Oppenheim sent out a survey, and the majority of students said they wanted to stay on campus and celebrate together.
Zamaris Infante, an HS² student, said it’s not about isolating themselves but valuing their relationships with each other.
“We're just all having fun,” Infante said. “We're all in different teams and doing different activities and learning how to build our own community.”
The Sopris Sun published an article about the incidents in Redstone last year and interviewed Oppenheim for the story.
It spurred a number of other written responses defending the town of Redstone against these allegations of racism, some placing the blame on visitors as opposed to residents.
The town’s festivities drew thousands of people from across Western Colorado.
Oppenheim said she doesn’t want to villainize or point fingers at the town of Redstone, but she encouraged the entire Roaring Fork Valley to use her students’ stories as an opportunity to reflect.
“It's not about placing blame on one person or another,” Oppenheim said. “I think, as a community, it's a question of ‘How did we show up and make these students feel welcome?”
In September 2022, the Redstone Community Association issued an apology to HS² students and staff a few months after the Fourth of July incidents.
The letter said, “It is truly heartbreaking that this happened in our beloved Redstone community where we thought inclusivity ran deep.”
The organization also invited HS² staff to discuss how they can be more “culturally sensitive.”
The incidents encouraged Oppenheim, Henderson and other staff to question whether or not the harm students experience in the Roaring Fork Valley outweighs the benefits of the program.
“And I don’t think that that’s the case, but I think it’s really important to step back and evaluate that question holistically,” Oppenheim said.
The events in Redstone last year were not isolated incidents.
Students have previously reported receiving unwanted attention because of their race while visiting other parts of the Roaring Fork Valley, and they’ve told staff that strangers in town touched their hair or stared on the street.
Because the impacts of these interactions build up over time, Oppenheim offered advice to residents.
“If you're a resident of Carbondale or Aspen and you see a group of 10 Black teenagers with amazing and gorgeous hair and braids and clothes walking down the street, stop staring,” Oppenheim said. “Treat them like humans. Don't treat them like they're kind of a museum exhibit or a spectacle.”
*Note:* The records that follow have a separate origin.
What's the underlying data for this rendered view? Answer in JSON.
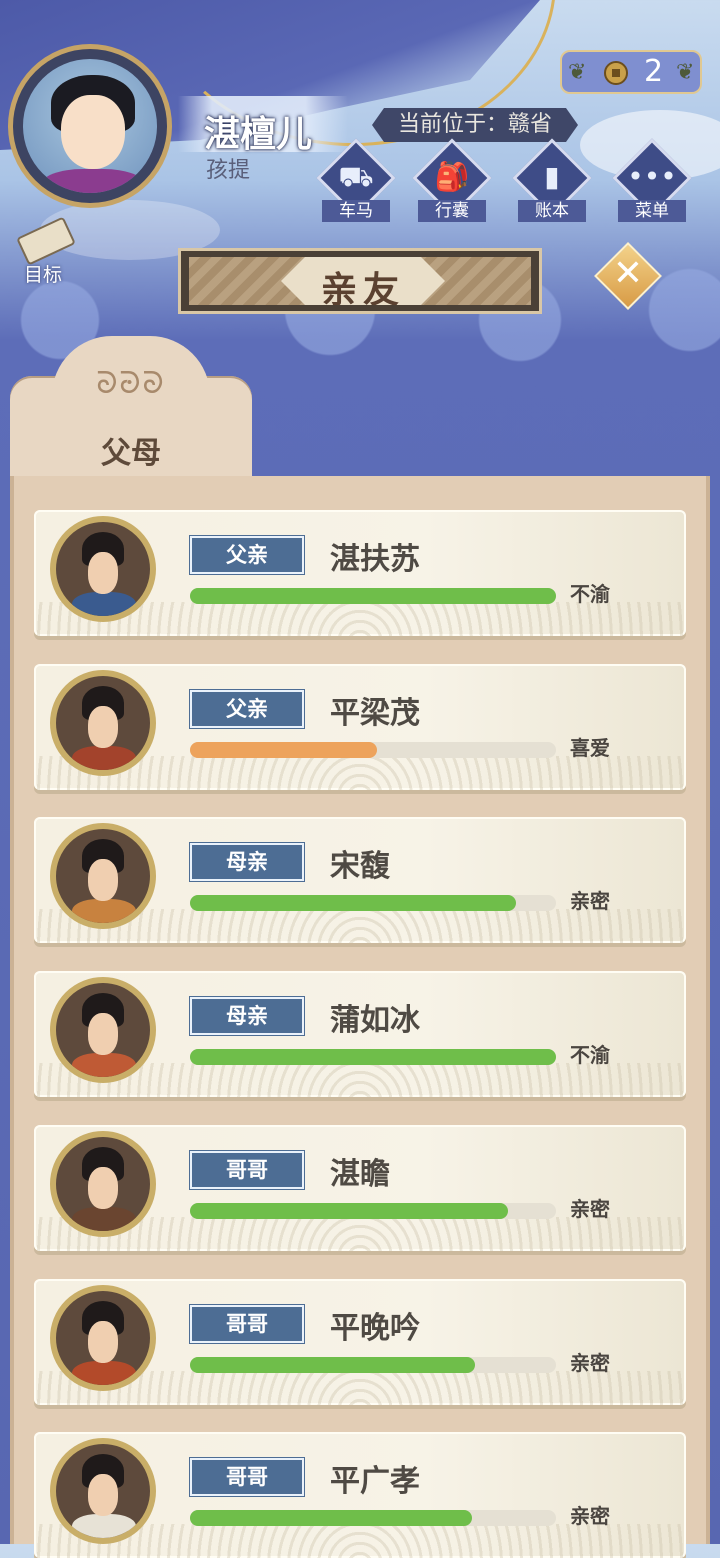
{
  "player": {
    "name": "湛檀儿",
    "title": "孩提"
  },
  "location": "当前位于：赣省",
  "currency": {
    "count": "2",
    "icon": "coin-icon"
  },
  "menu": [
    {
      "label": "车马",
      "icon": "carriage-icon",
      "glyph": "⛟"
    },
    {
      "label": "行囊",
      "icon": "bag-icon",
      "glyph": "🎒"
    },
    {
      "label": "账本",
      "icon": "ledger-icon",
      "glyph": "▮"
    },
    {
      "label": "菜单",
      "icon": "menu-icon",
      "glyph": "•••"
    }
  ],
  "goal_label": "目标",
  "page_title": "亲友",
  "tab_label": "父母",
  "tab_swirl": "ᘐᘒᘐ",
  "colors": {
    "bar_green": "#6fbe4a",
    "bar_orange": "#eda35c"
  },
  "relatives": [
    {
      "relation": "父亲",
      "name": "湛扶苏",
      "attitude": "不渝",
      "level": 1.0,
      "color": "green",
      "robe": "#3a5b8f"
    },
    {
      "relation": "父亲",
      "name": "平梁茂",
      "attitude": "喜爱",
      "level": 0.51,
      "color": "orange",
      "robe": "#a3432c"
    },
    {
      "relation": "母亲",
      "name": "宋馥",
      "attitude": "亲密",
      "level": 0.89,
      "color": "green",
      "robe": "#c8823f"
    },
    {
      "relation": "母亲",
      "name": "蒲如冰",
      "attitude": "不渝",
      "level": 1.0,
      "color": "green",
      "robe": "#bf5a35"
    },
    {
      "relation": "哥哥",
      "name": "湛瞻",
      "attitude": "亲密",
      "level": 0.87,
      "color": "green",
      "robe": "#6a4530"
    },
    {
      "relation": "哥哥",
      "name": "平晚吟",
      "attitude": "亲密",
      "level": 0.78,
      "color": "green",
      "robe": "#b34a2a"
    },
    {
      "relation": "哥哥",
      "name": "平广孝",
      "attitude": "亲密",
      "level": 0.77,
      "color": "green",
      "robe": "#e7e2d6"
    }
  ]
}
Given previous reports, Oppenheim has considered what safety measures she needs to institute to protect her students from racist interactions, and how she can send students into the community with confidence.
HS² kept their Fourth of July celebrations at CRMS, but the program is still interacting with the community in other ways.
Oppenheim encouraged organizations who want to get to know the students to reach out for potential partnerships, and students were given the option to visit Carbondale for First Friday on July 7.
But Macielle Mendez said she now approaches these excursions with an extra sense of caution.
“I learned that not everyone is going to be accepting,” Mendez said. “There's groups and crowds and a lot of people who don't like me for my color, and that's what really set in.”
Editor's Note: Halle Zander previously worked for the HS² program during the summers of 2019 and 2020.